Отбила его классная, мальчишки забыли про "Сидора", звали нормально — Саней. Он проникся к ней детской любовью, которую сохранил до окончания школы. Но в классе седьмом-восьмом, когда начали поглядывать на девчонок, писать записочки и обжиматься по углам, когда ребята стали определяться, кто в отличники, кто в спорт, а другой в школе решил устанавливать зону, оброки, налоги или просто дать однокласснику в глаз, парень промолчит, так как "спина" у драчуна здоровая, началось расслоение класса на группировки, пары, а то и одиночки.
Сидор имел имя смешное, а ум смышленый. В ученье ему усидчивости не хватало, а матери хватало фабрики и еще троих, он был среди мелочи старшой, еще две сестры и брат.
Несколько парней двинули на окружную, они в Москве рядом с железкой жили, не поймешь, город или деревня. Пройдут годы, здесь поднимутся самые элитные дома столицы. Нет, на Садовом люди будут продолжать жить и задыхаться, но каждый кузнец своего счастья.

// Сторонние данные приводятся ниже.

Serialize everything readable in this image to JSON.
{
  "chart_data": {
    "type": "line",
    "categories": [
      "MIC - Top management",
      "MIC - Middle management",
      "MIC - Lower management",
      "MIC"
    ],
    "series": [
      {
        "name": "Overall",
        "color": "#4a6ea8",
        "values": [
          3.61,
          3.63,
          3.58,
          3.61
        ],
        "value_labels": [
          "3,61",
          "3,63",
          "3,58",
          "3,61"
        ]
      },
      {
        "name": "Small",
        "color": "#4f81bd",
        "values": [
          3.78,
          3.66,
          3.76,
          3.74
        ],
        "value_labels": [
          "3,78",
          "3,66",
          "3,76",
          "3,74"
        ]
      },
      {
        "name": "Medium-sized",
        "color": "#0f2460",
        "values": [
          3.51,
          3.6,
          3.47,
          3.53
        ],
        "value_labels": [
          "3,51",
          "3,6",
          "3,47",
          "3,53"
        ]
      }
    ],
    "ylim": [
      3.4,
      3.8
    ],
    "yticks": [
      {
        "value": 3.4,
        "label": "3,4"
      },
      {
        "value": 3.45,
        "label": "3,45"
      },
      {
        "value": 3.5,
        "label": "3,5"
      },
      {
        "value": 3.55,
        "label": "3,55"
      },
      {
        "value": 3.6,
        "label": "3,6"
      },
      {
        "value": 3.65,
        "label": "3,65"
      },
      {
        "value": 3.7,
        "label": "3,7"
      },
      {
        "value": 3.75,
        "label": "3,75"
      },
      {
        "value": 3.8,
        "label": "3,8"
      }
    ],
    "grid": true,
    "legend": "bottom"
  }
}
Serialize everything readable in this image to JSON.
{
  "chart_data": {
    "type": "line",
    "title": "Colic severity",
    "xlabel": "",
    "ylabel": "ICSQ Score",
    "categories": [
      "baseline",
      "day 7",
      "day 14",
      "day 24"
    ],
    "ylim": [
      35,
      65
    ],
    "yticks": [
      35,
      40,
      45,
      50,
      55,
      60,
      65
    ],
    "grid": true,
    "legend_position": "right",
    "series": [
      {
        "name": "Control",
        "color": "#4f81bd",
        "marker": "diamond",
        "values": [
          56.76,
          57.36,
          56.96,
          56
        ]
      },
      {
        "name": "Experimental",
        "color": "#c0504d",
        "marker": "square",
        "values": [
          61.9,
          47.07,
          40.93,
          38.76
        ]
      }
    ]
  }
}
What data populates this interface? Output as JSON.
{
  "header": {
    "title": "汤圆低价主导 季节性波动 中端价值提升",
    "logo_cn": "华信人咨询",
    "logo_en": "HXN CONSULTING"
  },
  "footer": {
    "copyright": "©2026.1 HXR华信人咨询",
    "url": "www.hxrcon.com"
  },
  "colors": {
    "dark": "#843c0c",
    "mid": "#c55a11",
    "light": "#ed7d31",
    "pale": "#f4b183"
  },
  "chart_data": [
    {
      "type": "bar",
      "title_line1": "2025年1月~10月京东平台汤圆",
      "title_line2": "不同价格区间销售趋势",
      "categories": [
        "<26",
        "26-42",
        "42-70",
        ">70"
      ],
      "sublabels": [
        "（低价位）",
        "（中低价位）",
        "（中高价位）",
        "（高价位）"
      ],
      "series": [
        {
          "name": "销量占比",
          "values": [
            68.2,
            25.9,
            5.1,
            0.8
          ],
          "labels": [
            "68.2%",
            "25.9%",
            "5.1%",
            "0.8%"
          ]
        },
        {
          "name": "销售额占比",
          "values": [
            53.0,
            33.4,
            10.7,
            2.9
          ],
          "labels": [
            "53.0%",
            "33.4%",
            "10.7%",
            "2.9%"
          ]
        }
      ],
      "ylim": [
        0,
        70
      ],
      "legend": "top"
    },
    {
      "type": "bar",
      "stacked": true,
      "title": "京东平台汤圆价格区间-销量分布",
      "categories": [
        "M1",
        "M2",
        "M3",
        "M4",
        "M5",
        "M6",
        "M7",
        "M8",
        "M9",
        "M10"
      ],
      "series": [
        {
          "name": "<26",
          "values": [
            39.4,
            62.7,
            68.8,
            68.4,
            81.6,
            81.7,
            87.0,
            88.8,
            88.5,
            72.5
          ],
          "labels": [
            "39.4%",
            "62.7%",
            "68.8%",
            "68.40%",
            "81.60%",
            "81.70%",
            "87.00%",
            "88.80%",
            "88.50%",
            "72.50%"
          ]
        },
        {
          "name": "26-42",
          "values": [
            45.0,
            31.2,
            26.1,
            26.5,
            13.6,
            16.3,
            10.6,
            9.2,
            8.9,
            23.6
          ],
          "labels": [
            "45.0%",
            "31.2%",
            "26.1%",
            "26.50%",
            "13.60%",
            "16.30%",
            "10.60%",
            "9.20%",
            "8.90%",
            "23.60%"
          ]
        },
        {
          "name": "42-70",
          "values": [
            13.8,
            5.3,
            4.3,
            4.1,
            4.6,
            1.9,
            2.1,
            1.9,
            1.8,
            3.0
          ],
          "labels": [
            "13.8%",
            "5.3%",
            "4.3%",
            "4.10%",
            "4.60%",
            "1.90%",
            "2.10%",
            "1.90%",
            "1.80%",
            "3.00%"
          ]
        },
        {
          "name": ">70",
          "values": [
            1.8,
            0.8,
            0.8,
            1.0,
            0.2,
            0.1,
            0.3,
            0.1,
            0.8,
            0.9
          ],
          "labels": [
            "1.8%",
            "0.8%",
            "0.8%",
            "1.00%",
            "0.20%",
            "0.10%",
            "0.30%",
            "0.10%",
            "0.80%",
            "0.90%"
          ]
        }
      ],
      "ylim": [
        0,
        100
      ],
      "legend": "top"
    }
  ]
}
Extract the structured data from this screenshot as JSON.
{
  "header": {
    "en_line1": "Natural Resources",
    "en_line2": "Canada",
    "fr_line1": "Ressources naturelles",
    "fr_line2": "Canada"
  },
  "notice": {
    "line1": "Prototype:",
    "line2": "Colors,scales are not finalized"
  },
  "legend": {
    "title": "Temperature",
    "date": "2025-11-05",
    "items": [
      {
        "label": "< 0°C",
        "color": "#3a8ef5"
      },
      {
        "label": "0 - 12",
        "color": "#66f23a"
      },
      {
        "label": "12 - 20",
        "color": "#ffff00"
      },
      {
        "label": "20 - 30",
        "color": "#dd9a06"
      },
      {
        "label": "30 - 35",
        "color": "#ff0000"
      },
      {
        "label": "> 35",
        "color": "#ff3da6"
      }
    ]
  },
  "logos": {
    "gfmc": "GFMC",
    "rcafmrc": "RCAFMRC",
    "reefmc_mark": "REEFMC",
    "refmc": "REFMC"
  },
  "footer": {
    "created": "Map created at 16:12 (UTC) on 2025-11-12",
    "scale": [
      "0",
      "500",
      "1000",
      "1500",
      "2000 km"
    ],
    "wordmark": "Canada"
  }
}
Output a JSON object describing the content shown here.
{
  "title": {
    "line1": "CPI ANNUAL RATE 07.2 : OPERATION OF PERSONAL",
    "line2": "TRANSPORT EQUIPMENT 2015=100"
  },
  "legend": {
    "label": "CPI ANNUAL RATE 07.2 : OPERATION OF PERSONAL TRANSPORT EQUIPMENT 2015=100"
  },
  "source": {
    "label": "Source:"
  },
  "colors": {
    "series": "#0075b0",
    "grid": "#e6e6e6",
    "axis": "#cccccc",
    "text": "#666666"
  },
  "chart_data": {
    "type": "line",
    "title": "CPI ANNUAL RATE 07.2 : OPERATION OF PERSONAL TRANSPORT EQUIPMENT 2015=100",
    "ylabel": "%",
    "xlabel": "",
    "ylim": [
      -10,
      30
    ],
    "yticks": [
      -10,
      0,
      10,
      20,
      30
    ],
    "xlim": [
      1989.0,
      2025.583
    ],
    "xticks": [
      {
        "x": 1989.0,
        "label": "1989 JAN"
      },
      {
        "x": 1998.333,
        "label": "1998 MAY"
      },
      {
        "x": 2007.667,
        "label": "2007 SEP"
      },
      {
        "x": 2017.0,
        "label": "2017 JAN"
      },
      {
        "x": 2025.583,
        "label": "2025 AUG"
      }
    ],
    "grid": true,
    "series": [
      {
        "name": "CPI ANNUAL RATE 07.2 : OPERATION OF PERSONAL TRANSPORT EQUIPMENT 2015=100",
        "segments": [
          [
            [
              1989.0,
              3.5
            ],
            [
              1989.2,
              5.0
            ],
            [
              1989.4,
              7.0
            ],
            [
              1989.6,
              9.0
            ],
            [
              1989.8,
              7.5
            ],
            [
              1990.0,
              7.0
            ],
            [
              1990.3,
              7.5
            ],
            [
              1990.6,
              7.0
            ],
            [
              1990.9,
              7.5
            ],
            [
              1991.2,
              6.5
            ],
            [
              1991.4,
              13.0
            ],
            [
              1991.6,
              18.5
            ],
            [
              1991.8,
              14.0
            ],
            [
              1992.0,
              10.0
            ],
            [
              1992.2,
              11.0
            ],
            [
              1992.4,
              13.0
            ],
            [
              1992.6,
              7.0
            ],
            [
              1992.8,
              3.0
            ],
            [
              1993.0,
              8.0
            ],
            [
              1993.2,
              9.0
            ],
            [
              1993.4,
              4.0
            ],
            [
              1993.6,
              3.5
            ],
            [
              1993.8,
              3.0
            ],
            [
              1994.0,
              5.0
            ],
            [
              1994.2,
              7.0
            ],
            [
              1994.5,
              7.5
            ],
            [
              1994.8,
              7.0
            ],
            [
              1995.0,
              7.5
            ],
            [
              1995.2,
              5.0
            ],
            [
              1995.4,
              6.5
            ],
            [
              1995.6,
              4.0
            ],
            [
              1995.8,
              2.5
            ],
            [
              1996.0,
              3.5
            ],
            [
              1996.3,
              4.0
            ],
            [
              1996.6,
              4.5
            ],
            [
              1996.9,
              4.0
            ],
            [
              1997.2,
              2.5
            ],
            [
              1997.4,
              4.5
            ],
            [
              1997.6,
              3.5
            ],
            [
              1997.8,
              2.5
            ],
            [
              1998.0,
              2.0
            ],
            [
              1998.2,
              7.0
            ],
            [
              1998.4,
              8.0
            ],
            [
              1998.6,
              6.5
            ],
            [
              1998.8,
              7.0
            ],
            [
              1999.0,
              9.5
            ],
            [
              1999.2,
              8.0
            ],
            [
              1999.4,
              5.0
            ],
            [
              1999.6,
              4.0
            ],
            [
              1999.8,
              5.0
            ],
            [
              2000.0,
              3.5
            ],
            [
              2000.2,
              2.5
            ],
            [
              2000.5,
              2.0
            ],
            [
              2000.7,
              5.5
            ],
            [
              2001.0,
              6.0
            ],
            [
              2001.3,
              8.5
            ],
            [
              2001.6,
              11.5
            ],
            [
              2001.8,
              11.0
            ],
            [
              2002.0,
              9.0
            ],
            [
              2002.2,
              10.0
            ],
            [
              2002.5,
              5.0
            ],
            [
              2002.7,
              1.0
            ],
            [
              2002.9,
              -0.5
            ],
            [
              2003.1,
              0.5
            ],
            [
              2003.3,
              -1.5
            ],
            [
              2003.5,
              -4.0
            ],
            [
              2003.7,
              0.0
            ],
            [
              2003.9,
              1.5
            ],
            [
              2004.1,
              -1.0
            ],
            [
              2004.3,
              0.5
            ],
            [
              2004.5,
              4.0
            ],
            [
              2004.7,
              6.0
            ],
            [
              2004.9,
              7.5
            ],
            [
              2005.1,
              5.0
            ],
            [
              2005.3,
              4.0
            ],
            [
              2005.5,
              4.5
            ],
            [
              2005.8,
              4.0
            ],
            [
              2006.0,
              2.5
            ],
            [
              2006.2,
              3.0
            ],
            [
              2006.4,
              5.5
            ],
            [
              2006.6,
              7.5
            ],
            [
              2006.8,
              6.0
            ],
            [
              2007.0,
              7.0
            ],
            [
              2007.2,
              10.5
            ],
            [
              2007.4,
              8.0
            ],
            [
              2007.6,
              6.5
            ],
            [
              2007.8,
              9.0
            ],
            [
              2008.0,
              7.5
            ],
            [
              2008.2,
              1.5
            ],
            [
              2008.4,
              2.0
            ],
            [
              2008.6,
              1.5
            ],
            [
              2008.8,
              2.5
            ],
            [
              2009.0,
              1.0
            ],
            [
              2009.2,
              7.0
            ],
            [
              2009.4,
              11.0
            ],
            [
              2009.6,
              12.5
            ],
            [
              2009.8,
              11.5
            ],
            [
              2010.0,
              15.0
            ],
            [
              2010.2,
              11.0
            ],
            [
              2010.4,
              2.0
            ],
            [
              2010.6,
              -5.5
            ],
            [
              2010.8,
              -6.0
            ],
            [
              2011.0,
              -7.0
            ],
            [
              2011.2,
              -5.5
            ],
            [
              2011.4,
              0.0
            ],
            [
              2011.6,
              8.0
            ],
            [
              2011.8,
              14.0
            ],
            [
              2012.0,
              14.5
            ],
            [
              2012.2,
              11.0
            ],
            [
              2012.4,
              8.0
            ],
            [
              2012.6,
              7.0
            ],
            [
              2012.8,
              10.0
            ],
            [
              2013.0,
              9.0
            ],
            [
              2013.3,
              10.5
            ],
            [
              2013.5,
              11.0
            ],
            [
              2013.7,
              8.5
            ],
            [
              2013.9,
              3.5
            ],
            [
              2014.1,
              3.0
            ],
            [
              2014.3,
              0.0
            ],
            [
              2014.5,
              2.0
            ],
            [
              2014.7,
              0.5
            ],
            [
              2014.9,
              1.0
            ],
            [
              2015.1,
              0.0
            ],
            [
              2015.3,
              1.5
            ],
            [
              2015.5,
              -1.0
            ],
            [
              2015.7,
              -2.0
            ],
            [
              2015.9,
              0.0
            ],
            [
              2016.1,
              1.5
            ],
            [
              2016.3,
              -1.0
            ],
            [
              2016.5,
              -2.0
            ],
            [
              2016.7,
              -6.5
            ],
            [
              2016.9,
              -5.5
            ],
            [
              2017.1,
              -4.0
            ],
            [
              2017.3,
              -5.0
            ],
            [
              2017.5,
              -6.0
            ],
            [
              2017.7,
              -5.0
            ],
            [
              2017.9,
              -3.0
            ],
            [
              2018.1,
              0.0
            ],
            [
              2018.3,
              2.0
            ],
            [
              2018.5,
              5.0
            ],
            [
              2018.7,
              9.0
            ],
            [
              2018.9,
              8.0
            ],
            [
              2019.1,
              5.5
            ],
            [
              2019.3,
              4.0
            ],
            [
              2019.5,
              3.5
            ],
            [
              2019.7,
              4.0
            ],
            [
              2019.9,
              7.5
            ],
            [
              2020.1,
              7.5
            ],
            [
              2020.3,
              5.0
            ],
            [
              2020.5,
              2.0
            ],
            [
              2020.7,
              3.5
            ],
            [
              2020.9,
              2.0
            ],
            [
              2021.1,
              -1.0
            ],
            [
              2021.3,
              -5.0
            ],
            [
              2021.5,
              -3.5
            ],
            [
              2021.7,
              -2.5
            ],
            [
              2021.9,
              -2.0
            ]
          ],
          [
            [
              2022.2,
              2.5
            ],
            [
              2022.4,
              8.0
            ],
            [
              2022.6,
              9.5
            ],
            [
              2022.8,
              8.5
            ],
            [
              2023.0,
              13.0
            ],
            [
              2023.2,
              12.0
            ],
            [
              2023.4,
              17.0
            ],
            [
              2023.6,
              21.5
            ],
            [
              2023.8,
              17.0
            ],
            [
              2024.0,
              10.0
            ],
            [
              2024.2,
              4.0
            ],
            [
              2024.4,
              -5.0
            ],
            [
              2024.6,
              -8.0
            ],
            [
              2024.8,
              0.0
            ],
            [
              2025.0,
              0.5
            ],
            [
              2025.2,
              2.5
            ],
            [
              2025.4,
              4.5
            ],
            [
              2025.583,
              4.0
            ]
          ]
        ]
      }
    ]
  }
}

Вот закончился седьмой, несколько человек в техникум ушли, но Сид, так он решил себя называть, батю и рабочий люд видел, и такая дорога ему не нравилась. Харкота с мокротой и чернью, пьянка после гудка, а в субботу и воскресенье — под гармошку и до отвала. В общем, техникум отпал. Но Сид Авилов понимал, лошадей погонять рано. Еще три года в школе, и в ней определиться надо. Шахматы и скрипки отпали, большинство корешей летом мотанули из города, и парень зашел на пыльный стадион. Тут ему "повезло", понравилась красотка старше возрастом, и он часами смотрел, как она бегает, и не подходил. Он здесь ни ростом, ни мастью не проходил и понимал это. Он с раннего детства довольно точно, реально оценивал свои возможности. Девчонке лет восемнадцать, фигура — обалдеть можно, но после тренировки за ней заезжают парни, она переодевается и уезжает принцессой. У него были сатиновые штаны, кеды на босу ногу, футболка, которую он звал мустанг, в какой-то книжке вычитал.